Mari de Rama Yade et fils d’un chanteur-conteur renommé, le patron de la Mission du centenaire de la Grande Guerre émerge.
Fils de, mari de… Joseph Zimet cumule les défis. Il n’a pas dû se contenter de se faire un prénom. Tous les jours, il lui faut se faire un nom. « Quand je rentre dans une pièce, je suis le mari de Rama Yade, et quand j’en sors, j’espère bien être autre chose ». À 40 ans révolus, ce fils d’un chanteur-conteur yiddish de renom (Ben Zimet) a décidé de traverser le miroir. Il y a quelques mois, une émission télé avait réservé une surprise à son épouse, l’ex-ministre des Droits de l’homme de Nicolas Sarkozy. Joseph Zimet raconta comment, en mai 2007, Rama Yade avait enfermé cet électeur de gauche chez eux (« un acte manqué », dit-il) lors du second tour de la présidentielle. La jeune femme avait alors ouvert de grands yeux, et lâché : « Mais ce n’est pas un homme public ! » Un peu, quand même, et de plus en plus, mais avec réticence : « On ne va pas parler que de moi, mais aussi de ma mission, n’est-ce pas ? » dit-il d’emblée.
« Je vis avec une rock star. Rama, c’est Beyoncé, et ce n’est pas toujours simple quand on s’installe à une terrasse de café », souffle Joseph Zimet. Depuis plus de trois ans, il côtoie aussi des fantômes : ceux des poilus de la Première Guerre mondiale. Ce quadragénaire au physique encore juvénile, et au visage sérieux, a été nommé par Nicolas Sarkozy en 2011 à la tête de la Mission du centenaire de la Grande Guerre. François Hollande l’a confirmé l’année suivante. Ce moment de commémoration nationale intense va culminer ce 11 novembre dans le Nord-Pas-de-Calais, où le chef de l’État doit inaugurer un « anneau de la mémoire » comportant quelque 600 000 noms : ceux des soldats de toutes nationalités qui ont perdu la vie sur place entre 1914 et 1918. « Je me sens bien à ma place, explique-t-il. Cette mission, c’est un bouquet composé d’histoire, de politique, d’art, de musique ». Un bouquet qui correspond plutôt bien à cette personnalité éclectique, et inclassable.

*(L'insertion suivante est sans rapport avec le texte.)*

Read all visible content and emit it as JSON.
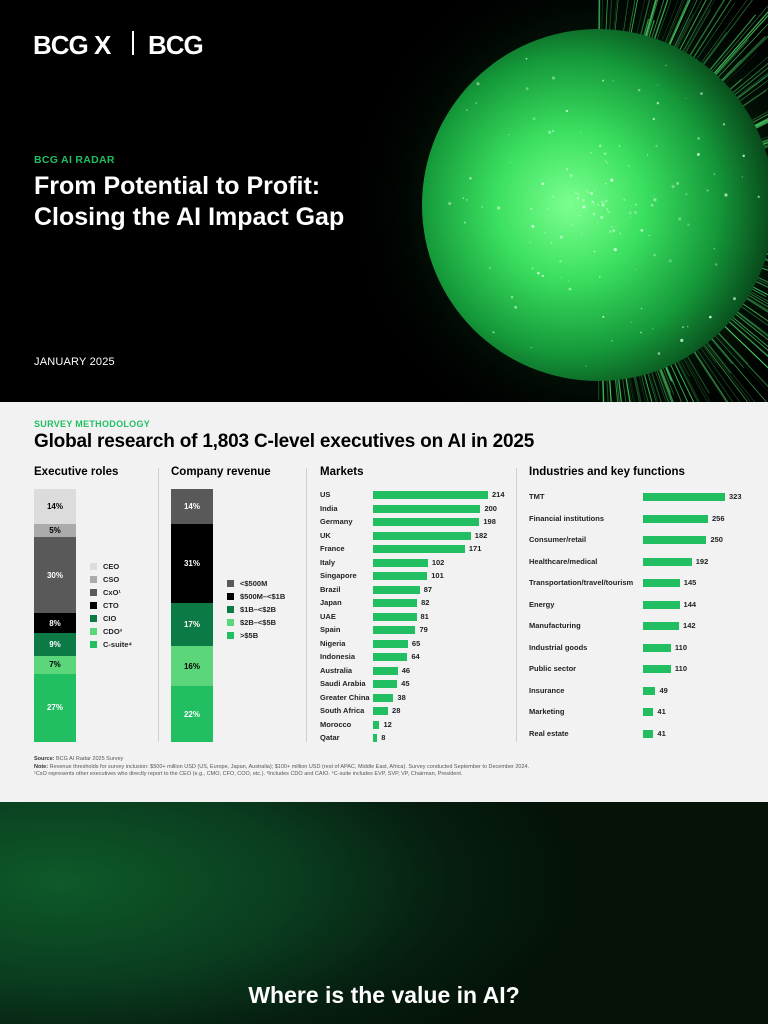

Premier paradoxe : la grande boucherie de 1914-1918, ce n’était pas son histoire à lui. « Je suis un enfant de l’autre guerre, le fils d’un petit garçon juif caché durant l’Occupation ». Côté paternel : une grand-mère allemande et un grand-père polonais, tous deux juifs. Cueillis à Anvers, par la guerre, ils se réfugient en zone libre en France, avant de traverser l’Atlantique à la Libération pour s’installer au Canada. Le père de Joseph, Ben, grandit à Montréal avant de revenir à Paris. Sa mère, elle, est issue d’une famille de brasseurs du Sud-Ouest, qui portent un nom allemand, les Lauer, et qui se déchirent durant la Seconde Guerre mondiale. « L’un de mes grands-oncles, milicien, a été fusillé sous les yeux de sa mère. L’autre était pilote de la France libre. Baptisée, ma mère a tourné le dos à cet héritage bourgeois pour épouser mon père ».
Second paradoxe : malgré cette histoire familiale tumultueuse, Joseph a vécu une enfance paisible à Paris. Une période presque enchantée… dans tous les sens du terme. Après avoir exercé divers métiers, dont celui de journaliste à RFI, son père s’est découvert une vocation de conteur yiddish dans les années 70. Il est rapidement devenu une figure du Tout-Paris. Les musiciens défilaient à la maison. « Chez moi, on parlait surtout de la peinture de Chagall, des écrits d’Isaac Bashevis Singer, jamais de la Shoah », se souvient Joseph Zimet. Le jeune homme se passionne pour le violon qu’il commence à manier dès l’âge de 4 ans.
A 17 ans, c’est en feuilletant par hasard La France de Vichy, de Robert O. Paxton qu’il se plonge dans cette période noire. Cette nouvelle passion ne le quittera plus.